Performance issues with cross-correlation

joinr · August 13, 2020, 5:29pm

Pretty sure, since we know X is ascending (or can be made so), we can do interpolation in one pass. As it stands, you’re calling the interpolation scheme every time for every input X2, so you’re going into quadratic runtime, since you have to find the split every time to determine which values to interpolate. This can be made substantially more efficient algorithmically (e.g. interpolate all points in 1 interleaved pass over both inputs) and by way of caching results.

@geokon-gh

I put up a revised version with mods here. The goal is to exploit more efficient algorithmic paths from the high level code, and then trend a little towards mechanical sympathy with some type hints for the numerics. The next step beyond this would be to redesign everything in primitive double arrays (e.g. using aset aget and friends), which would likely be substantially faster yet (probably in the ms range I’m guessing). If you went with a matrix representation and an efficient library like neanderthal; even faster. With this implementation, I got the original runtime down from 60s for 1k x 1k with size 2 shift, to 5s with the intermediate revision using split-adjacent, to ~1.6s with more substantive modifications (still high level).

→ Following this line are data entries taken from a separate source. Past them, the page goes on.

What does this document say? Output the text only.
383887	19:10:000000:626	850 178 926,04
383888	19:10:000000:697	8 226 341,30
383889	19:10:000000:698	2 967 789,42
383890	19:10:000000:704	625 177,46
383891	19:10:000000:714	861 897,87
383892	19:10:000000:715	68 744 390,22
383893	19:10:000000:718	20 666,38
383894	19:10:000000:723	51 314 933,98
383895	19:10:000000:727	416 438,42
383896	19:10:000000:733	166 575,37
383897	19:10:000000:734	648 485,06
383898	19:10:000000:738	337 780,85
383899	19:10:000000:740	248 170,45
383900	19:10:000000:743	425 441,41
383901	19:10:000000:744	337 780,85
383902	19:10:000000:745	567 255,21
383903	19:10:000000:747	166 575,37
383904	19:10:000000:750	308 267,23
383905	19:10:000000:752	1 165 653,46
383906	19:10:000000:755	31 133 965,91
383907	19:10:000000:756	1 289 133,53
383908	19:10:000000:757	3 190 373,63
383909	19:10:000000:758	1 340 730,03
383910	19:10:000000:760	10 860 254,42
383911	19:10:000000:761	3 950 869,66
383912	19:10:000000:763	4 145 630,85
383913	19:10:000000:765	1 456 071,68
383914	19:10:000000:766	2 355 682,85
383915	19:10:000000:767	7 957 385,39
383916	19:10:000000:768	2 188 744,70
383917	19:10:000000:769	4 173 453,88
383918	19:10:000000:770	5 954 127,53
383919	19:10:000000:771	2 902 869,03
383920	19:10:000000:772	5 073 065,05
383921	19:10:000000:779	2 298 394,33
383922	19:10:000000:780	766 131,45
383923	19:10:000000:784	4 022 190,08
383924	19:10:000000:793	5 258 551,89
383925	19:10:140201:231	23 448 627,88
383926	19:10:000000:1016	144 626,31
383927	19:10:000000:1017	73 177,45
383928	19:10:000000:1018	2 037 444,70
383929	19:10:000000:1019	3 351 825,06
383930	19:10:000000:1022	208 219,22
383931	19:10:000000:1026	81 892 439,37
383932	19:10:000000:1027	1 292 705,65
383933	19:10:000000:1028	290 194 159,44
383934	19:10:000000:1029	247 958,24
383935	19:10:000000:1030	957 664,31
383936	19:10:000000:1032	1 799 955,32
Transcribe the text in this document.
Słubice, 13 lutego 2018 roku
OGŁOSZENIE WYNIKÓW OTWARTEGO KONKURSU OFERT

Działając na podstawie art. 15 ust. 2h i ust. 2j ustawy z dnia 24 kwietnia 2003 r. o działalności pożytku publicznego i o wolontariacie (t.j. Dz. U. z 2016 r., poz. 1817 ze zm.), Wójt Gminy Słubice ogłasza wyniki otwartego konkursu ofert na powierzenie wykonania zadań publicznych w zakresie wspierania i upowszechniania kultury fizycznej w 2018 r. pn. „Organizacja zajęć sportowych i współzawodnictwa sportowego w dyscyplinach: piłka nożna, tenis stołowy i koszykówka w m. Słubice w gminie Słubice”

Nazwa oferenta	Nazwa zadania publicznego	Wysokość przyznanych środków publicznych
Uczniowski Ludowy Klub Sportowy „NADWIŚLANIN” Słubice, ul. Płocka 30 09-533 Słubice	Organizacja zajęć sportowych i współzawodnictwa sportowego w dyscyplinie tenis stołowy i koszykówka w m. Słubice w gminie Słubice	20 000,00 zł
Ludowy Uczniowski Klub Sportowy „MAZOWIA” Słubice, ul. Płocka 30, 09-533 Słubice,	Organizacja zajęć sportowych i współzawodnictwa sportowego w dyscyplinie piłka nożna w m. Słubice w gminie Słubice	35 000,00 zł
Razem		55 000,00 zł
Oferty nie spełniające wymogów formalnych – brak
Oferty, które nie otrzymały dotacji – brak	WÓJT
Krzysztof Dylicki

We can compute a piecewise linear approximation of the underlying function indicated by v1 (in your parlance) lazily. If the domain for x2 (the inputs to project/interpolate onto v1) are monotonic, then we can just walk through x and the lazily-generated linear functions defining v1, and project x onto these lines to give us a linear interpolation. It’s not exactly the same as the original implementation (where for every x, regardless of order, you scan the input v1 until you find a pair of adjacent points to average “every time”) in that I’m a little more precise about the piecewise linear function that’s defined (e.g. the interpolation can handle arbitrary values at various intervals). The idea is the same, and you should be able to replicate the original scheme if you want to.
We can do better when computing the correlation coefficient. The legacy implementation relied on multiple passes through the inputs (I think 5 in total), and used generic math. If we realize that most of the measures necessary to compute the correlation are running sums based off the input vectors (aside from the means which we need ahead of time), we can compute these totals in one pass. We can also type hint to help keep things specific and efficient, since we’re messing with doubles. So, reducing from like 5 passes to 3, and hinting, helps knock down the cost of the correlation coeff (about 0.5 s for me).
The mean function leverages count, except you pass in sequences, for which count is O(n). So this will slow down as the input size grows. Instead, there’s a more general version that just accumulates a sum and a count, then computes the mean afterward. It allows us to traverse the input 1x instead of 2. Minor savings.